Les macrophages M1, une fois dans le tissu adipeux, pourraient alors exercer leur rôle d’élimination des cellules mortes ou déficientes et participer à l’intégrité du tissu adipeux. Plusieurs expérimentations suggèrent que l’infiltration macrophagique peut ainsi modifier la biologie des adipocytes. Des milieux conditionnés par des monocytes sanguins activés par le LPS ou des macrophages sélectionnés à partir du tissu adipeux diminuent l’adipogénèse et induisent le statut inflammatoire des pré-‐adipocytes [128].

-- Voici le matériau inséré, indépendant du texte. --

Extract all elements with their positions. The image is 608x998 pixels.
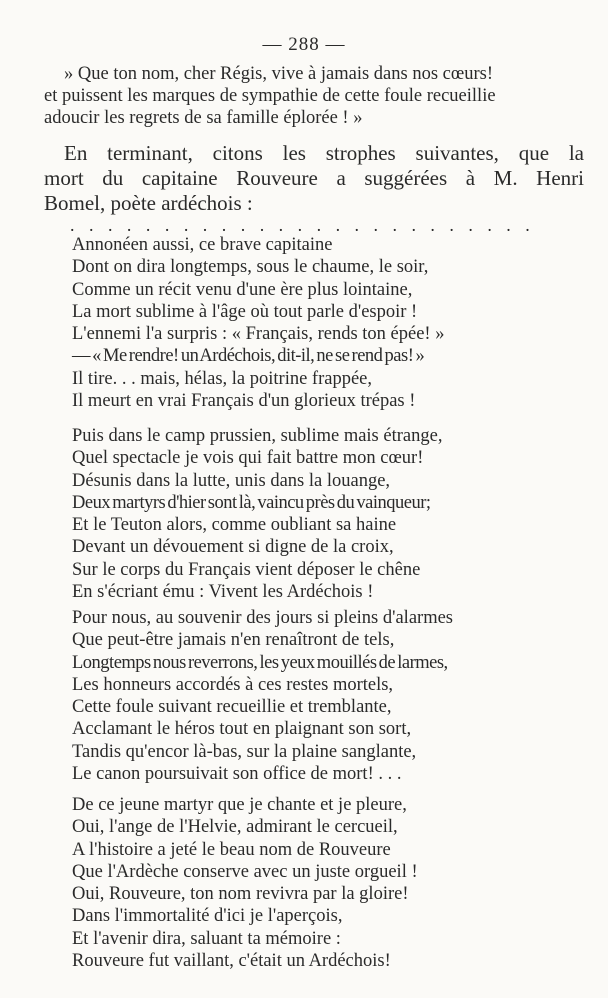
ellipsis-dot: . — [316, 215, 322, 235]
verse-line: Le canon poursuivait son office de mort! . . . — [72, 764, 402, 785]
verse-line: Longtemps nous reverrons, les yeux mouillés de larmes, — [72, 652, 448, 673]
verse-line: L'ennemi l'a surpris : « Français, rends ton épée! » — [72, 324, 445, 345]
ellipsis-dot: . — [240, 215, 246, 235]
ellipsis-dot: . — [506, 215, 511, 235]
intro-paragraph — [44, 141, 584, 216]
verse-line: Que peut-être jamais n'en renaîtront de tels, — [72, 630, 395, 651]
verse-line: Il tire. . . mais, hélas, la poitrine frappée, — [72, 368, 373, 389]
verse-line: De ce jeune martyr que je chante et je pleure, — [72, 795, 407, 815]
ellipsis-dot: . — [145, 215, 151, 235]
verse-line: Et l'avenir dira, saluant ta mémoire : — [72, 928, 341, 949]
verse-line: Quel spectacle je vois qui fait battre mon cœur! — [72, 448, 424, 469]
quote-line: » Que ton nom, cher Régis, vive à jamais dans nos cœurs! — [64, 64, 494, 84]
verse-line: — « Me rendre! un Ardéchois, dit-il, ne se rend pas! » — [72, 346, 425, 367]
verse-line: Les honneurs accordés à ces restes mortels, — [72, 674, 394, 695]
ellipsis-dot: . — [126, 215, 132, 235]
quote-paragraph — [44, 63, 584, 129]
verse-line: Rouveure fut vaillant, c'était un Ardéchois! — [72, 951, 391, 972]
ellipsis-dot: . — [392, 215, 397, 235]
verse-line: Deux martyrs d'hier sont là, vaincu près du vainqueur; — [72, 492, 431, 513]
ellipsis-dot: . — [107, 215, 113, 235]
ellipsis-dot: . — [221, 215, 227, 235]
verse-line: Que l'Ardèche conserve avec un juste orgueil ! — [72, 861, 418, 882]
ellipsis-dot: . — [88, 215, 94, 235]
ellipsis-dot: . — [487, 215, 492, 235]
stanza-4 — [72, 794, 592, 972]
intro-line: En terminant, citons les strophes suivantes, que la — [64, 141, 584, 165]
ellipsis-dot: . — [468, 215, 473, 235]
verse-line: Cette foule suivant recueillie et tremblante, — [72, 697, 392, 718]
ellipsis-dot: . — [411, 215, 416, 235]
verse-line: Dans l'immortalité d'ici je l'aperçois, — [72, 906, 343, 927]
verse-line: Oui, l'ange de l'Helvie, admirant le cercueil, — [72, 817, 398, 838]
stanza-3 — [72, 607, 592, 785]
quote-line: et puissent les marques de sympathie de cette foule recueillie — [44, 86, 496, 106]
ellipsis-dot: . — [373, 215, 378, 235]
verse-line: Dont on dira longtemps, sous le chaume, le soir, — [72, 257, 429, 278]
ellipsis-dot: . — [70, 215, 75, 235]
ellipsis-dot: . — [525, 215, 530, 235]
verse-line: Désunis dans la lutte, unis dans la louange, — [72, 470, 391, 491]
ellipsis-dot: . — [430, 215, 435, 235]
stanza-1 — [72, 234, 592, 412]
ellipsis-dot: . — [202, 215, 208, 235]
intro-line: Bomel, poète ardéchois : — [44, 191, 253, 215]
intro-line: mort du capitaine Rouveure a suggérées à M. Henri — [44, 166, 584, 190]
verse-line: La mort sublime à l'âge où tout parle d'espoir ! — [72, 301, 418, 322]
verse-line: Devant un dévouement si digne de la croix, — [72, 537, 394, 558]
ellipsis-dot: . — [335, 215, 341, 235]
ellipsis-dot: . — [259, 215, 265, 235]
verse-line: Et le Teuton alors, comme oubliant sa haine — [72, 515, 397, 536]
ellipsis-dot: . — [183, 215, 189, 235]
ellipsis-dot: . — [297, 215, 303, 235]
stanza-2 — [72, 425, 592, 603]
verse-line: Tandis qu'encor là-bas, sur la plaine sanglante, — [72, 741, 417, 762]
ellipsis-dot: . — [278, 215, 284, 235]
ellipsis-dots — [70, 215, 530, 235]
verse-line: Oui, Rouveure, ton nom revivra par la gloire! — [72, 884, 409, 905]
verse-line: Acclamant le héros tout en plaignant son sort, — [72, 719, 412, 740]
ellipsis-dot: . — [354, 215, 360, 235]
ellipsis-dot: . — [164, 215, 170, 235]
verse-line: Sur le corps du Français vient déposer le chêne — [72, 559, 421, 580]
verse-line: En s'écriant ému : Vivent les Ardéchois ! — [72, 582, 374, 603]
verse-line: Puis dans le camp prussien, sublime mais étrange, — [72, 426, 443, 446]
ellipsis-dot: . — [449, 215, 454, 235]
verse-line: Annonéen aussi, ce brave capitaine — [72, 235, 333, 255]
page-number: — 288 — — [262, 34, 346, 55]
verse-line: Il meurt en vrai Français d'un glorieux trépas ! — [72, 391, 416, 412]
quote-line: adoucir les regrets de sa famille éplorée ! » — [44, 108, 363, 128]
verse-line: A l'histoire a jeté le beau nom de Rouveure — [72, 839, 391, 860]
verse-line: Comme un récit venu d'une ère plus lointaine, — [72, 279, 413, 300]
verse-line: Pour nous, au souvenir des jours si pleins d'alarmes — [72, 608, 453, 628]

Par ailleurs, le TNF-‐α produit par les cellules du stroma vasculaire, exerce un puissant effet inhibiteur sur la différenciation adipocytaire. Ce même TNF-‐α ainsi que d’autres cytokines, comme l’IL-‐6 ou encore l’IL-‐1, pourraient favoriser la résistance à l’insuline des cellules adipocytaires. Il y aurait une boucle paracrine entre les acides gras libérés par les adipocytes et le TNF-‐α des macrophages. Celle-‐ci aggraverait le profil proinflammatoire du tissu adipeux [129].
Les conséquences systémiques de cette inflammation chronique sont multiples.

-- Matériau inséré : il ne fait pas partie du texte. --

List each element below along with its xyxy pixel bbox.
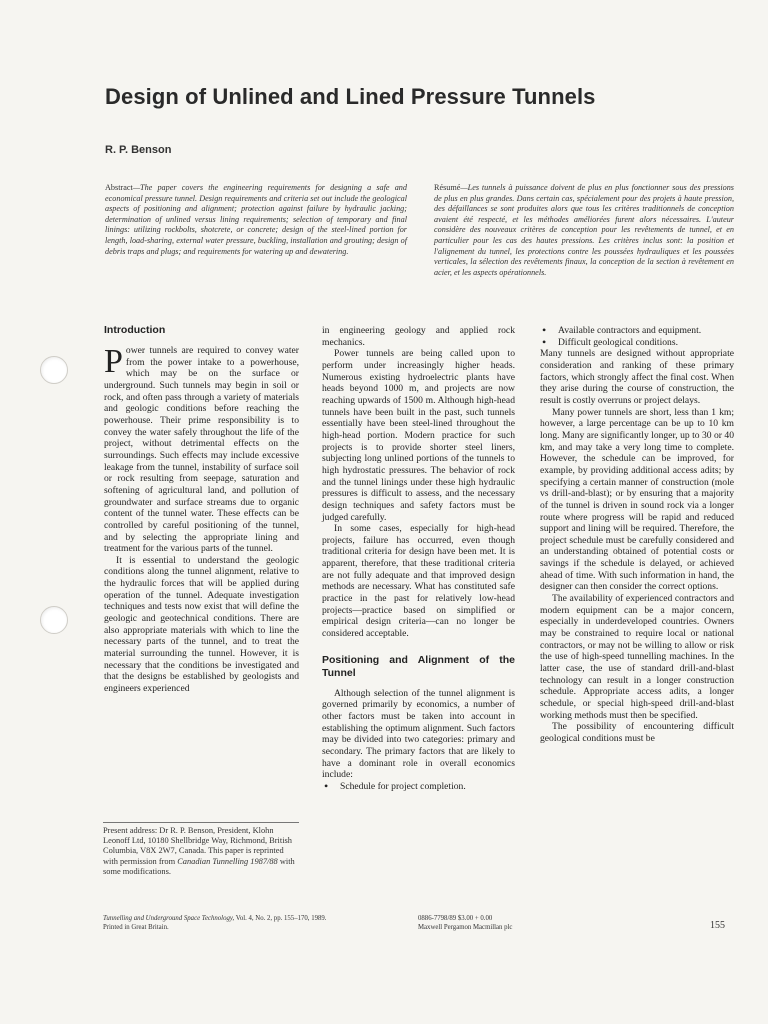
issn-block <box>418 915 568 932</box>
column-1 <box>104 324 299 695</box>
abstract-lead: Abstract <box>105 183 133 192</box>
resume-body: —Les tunnels à puissance doivent de plus en plus fonctionner sous des pressions de plus en plus grandes. Dans certain cas, spécialement pour des projets à haute pression, des défaillances se sont produites alors que tous les critères traditionnels de conception avaient été respecté, et les méthodes améliorées furent alors nécessaires. L'auteur considère des nouveaux critères de conception pour les revêtements de tunnel, et en particulier pour les cas des hautes pressions. Les critères inclus sont: la position et l'alignement du tunnel, les protections contre les poussées hydrauliques et les poussées verticales, la sélection des revêtements finaux, la conception de la section à revêtement en acier, et les aspects opérationnels. <box>434 183 734 277</box>
col2-paragraph-4: Although selection of the tunnel alignment is governed primarily by economics, a number of other factors must be taken into account in establishing the optimum alignment. Such factors may be divided into two categories: primary and secondary. The primary factors that are likely to have a dominant role in overall economics include: <box>322 687 515 781</box>
intro-paragraph-1 <box>104 345 299 555</box>
primary-factors-list <box>322 781 515 793</box>
drop-cap: P <box>104 343 123 380</box>
punch-hole-top <box>40 356 68 384</box>
col3-paragraph-4: The possibility of encountering difficult geological conditions must be <box>540 721 734 744</box>
abstract-body: —The paper covers the engineering requirements for designing a safe and economical pressure tunnel. Design requirements and criteria set out include the geological aspects of positioning and alignment; protection against failure by hydraulic jacking; determination of unlined versus lining requirements; selection of temporary and final linings: utilizing rockbolts, shotcrete, or concrete; design of the steel-lined portion for length, load-sharing, external water pressure, buckling, installation and grouting; design of debris traps and plugs; and requirements for watering up and dewatering. <box>105 183 407 256</box>
column-3 <box>540 325 734 745</box>
article-author: R. P. Benson <box>105 144 172 156</box>
punch-hole-bottom <box>40 606 68 634</box>
col3-paragraph-1: Many tunnels are designed without appropriate consideration and ranking of these primary factors, which strongly affect the final cost. When they arise during the course of construction, the result is costly overruns or project delays. <box>540 348 734 406</box>
abstract-english <box>105 183 407 257</box>
journal-name: Tunnelling and Underground Space Technology, <box>103 915 235 922</box>
page-number: 155 <box>710 920 725 931</box>
journal-citation <box>103 915 403 932</box>
footnote-text: Present address: Dr R. P. Benson, President, Klohn Leonoff Ltd, 10180 Shellbridge Way, Richmond, British Columbia, V8X 2W7, Canada. This paper is reprinted with permission from <box>103 826 292 866</box>
col3-paragraph-2: Many power tunnels are short, less than 1 km; however, a large percentage can be up to 10 km long. Many are significantly longer, up to 30 or 40 km, and may take a very long time to complete. However, the schedule can be improved, for example, by providing additional access adits; by specifying a certain manner of construction (mole vs drill-and-blast); or by ensuring that a majority of the tunnel is driven in sound rock via a longer route where progress will be rapid and reduced support and lining will be required. Therefore, the project schedule must be carefully considered and an understanding obtained of potential costs or savings if the schedule is delayed, or achieved ahead of time. With such information in hand, the designer can then consider the correct options. <box>540 406 734 593</box>
issn-code: 0886-7798/89 $3.00 + 0.00 <box>418 915 493 922</box>
publisher-name: Maxwell Pergamon Macmillan plc <box>418 923 513 931</box>
author-footnote <box>103 826 299 877</box>
printed-note: Printed in Great Britain. <box>103 923 169 931</box>
footnote-rule <box>103 822 299 823</box>
col2-paragraph-1: in engineering geology and applied rock mechanics. <box>322 325 515 348</box>
abstract-french <box>434 183 734 278</box>
heading-positioning: Positioning and Alignment of the Tunnel <box>322 653 515 679</box>
intro-paragraph-1-text: ower tunnels are required to convey water from the power intake to a powerhouse, which may be on the surface or underground. Such tunnels may begin in soil or rock, and often pass through a variety of materials and geologic conditions before reaching the powerhouse. Their prime responsibility is to convey the water safely throughout the life of the project, without detrimental effects on the surroundings. Such effects may include excessive leakage from the tunnel, instability of surface soil or rock resulting from seepage, saturation and softening of agricultural land, and pollution of groundwater and surface streams due to organic content of the tunnel water. These effects can be controlled by careful positioning of the tunnel, and by selecting the appropriate lining and treatment for the various parts of the tunnel. <box>104 345 299 555</box>
col2-paragraph-2: Power tunnels are being called upon to perform under increasingly higher heads. Numerous existing hydroelectric plants have heads beyond 1000 m, and projects are now reaching upwards of 1500 m. Although high-head tunnels have been built in the past, such tunnels essentially have been steel-lined throughout the high-head portion. Modern practice for such projects is to provide shorter steel liners, subjecting long unlined portions of the tunnels to high hydrostatic pressures. The behavior of rock and the tunnel linings under these high hydraulic pressures is difficult to assess, and the necessary design techniques and safety factors must be judged carefully. <box>322 348 515 523</box>
resume-lead: Résumé <box>434 183 461 192</box>
col2-paragraph-3: In some cases, especially for high-head projects, failure has occurred, even though traditional criteria for design have been met. It is apparent, therefore, that these traditional criteria are not fully adequate and that improved design methods are necessary. What has constituted safe practice in the past for relatively low-head projects—practice based on simplified or empirical design criteria—can no longer be considered acceptable. <box>322 523 515 640</box>
list-item: • Available contractors and equipment. <box>540 325 734 337</box>
primary-factors-list-continued <box>540 325 734 348</box>
footnote-text-end: with some modifications. <box>103 856 295 876</box>
journal-volume: Vol. 4, No. 2, pp. 155–170, 1989. <box>234 915 327 922</box>
footnote-source: Canadian Tunnelling 1987/88 <box>177 856 278 866</box>
intro-paragraph-2: It is essential to understand the geologic conditions along the tunnel alignment, relative to the hydraulic forces that will be applied during operation of the tunnel. Adequate investigation techniques and tests now exist that will define the geologic and geotechnical conditions. There are also appropriate materials with which to line the necessary parts of the tunnel, and to treat the material surrounding the tunnel. However, it is necessary that the conditions be investigated and that the designs be established by geologists and engineers experienced <box>104 554 299 695</box>
col3-paragraph-3: The availability of experienced contractors and modern equipment can be a major concern, especially in underdeveloped countries. Owners may be constrained to require local or national contractors, or may not be willing to allow or risk the use of high-speed tunnelling machines. In the latter case, the use of standard drill-and-blast technology can result in a longer construction schedule. Appropriate access adits, a longer schedule, or special high-speed drill-and-blast working methods must then be specified. <box>540 593 734 721</box>
list-item: • Schedule for project completion. <box>322 781 515 793</box>
article-title: Design of Unlined and Lined Pressure Tunnels <box>105 84 596 109</box>
column-2 <box>322 325 515 793</box>
list-item: • Difficult geological conditions. <box>540 337 734 349</box>
heading-introduction: Introduction <box>104 324 166 336</box>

L'accumulation de macrophages dans le tissu adipeux chez l’obèse est corrélée à l’augmentation des concentrations systémiques de certaines cytokines inflammatoires. Ces molécules peuvent agir à distance de leur site de production et peuvent constituer un lien moléculaire entre tissu adipeux et les complications métaboliques, cardiovasculaires, voire même hépatiques associées alors à l’obésité. Les relations avec la sensibilité à l’insuline et
l’athérosclérose ont été le plus étudiées. Ainsi, le TNF-‐α, l’IL-‐6, ainsi que la résistine, sont produits par les macrophages activés [130] et peuvent directement contribuer aux mécanismes d’altération de la sensibilité à l'insuline dans différents tissus [131] , [132]. Ces cytokines pro-‐inflammatoire induisent notamment un processus inflammatoire pancréatique local, au cours duquel les îlots pancréatiques produisent de l’interleukine-‐1β (IL-‐1β) en réponse à l’hyperglycémie chronique et aux acides gras libres, ce qui pourrait entraîner un dysfonctionnement, voire l’apoptose des cellules β du pancréas [133], [134]. Les niveaux circulants de résistine et du récepteur soluble du TNF-‐α sont très corrélés chez les patients diabétiques. Outre leurs effets métaboliques, la leptine et l’adiponectine, produites par l’adipocyte, participent aux processus athérogéniques comme expliqué précédemment (Leptine en page 28 et Adiponectine en page 32). L’adiponectine supprime les réponses inflammatoires locales et la prolifération des cellules musculaires lisses ainsi que la transformation des macrophages en cellules spumeuses au niveau des plaques d’athérome [135]. Or le TNF-‐α et l’IL-‐6 inhibent la production d’adiponectine, entraînant une diminution de la concentration plasmatique d’adiponectine chez l’obèse et augmentant ainsi le risque cardiovasculaire.
Ce processus inflammatoire « bas grade » lié à l’obésité que nous venons de décrire ouvre de nouvelles perspectives dans la recherche des mécanismes physiopathologiques impliqués dans le développement de l’obésité, son évolution, son maintien, la résistance à la perte de poids dans l’obésité installée et ses complications multiples. En effet, la modulation des facteurs de l’inflammation pourrait représenter à l’avenir de nouvelles stratégies thérapeutiques pour le traitement des pathologies associées à l’obésité.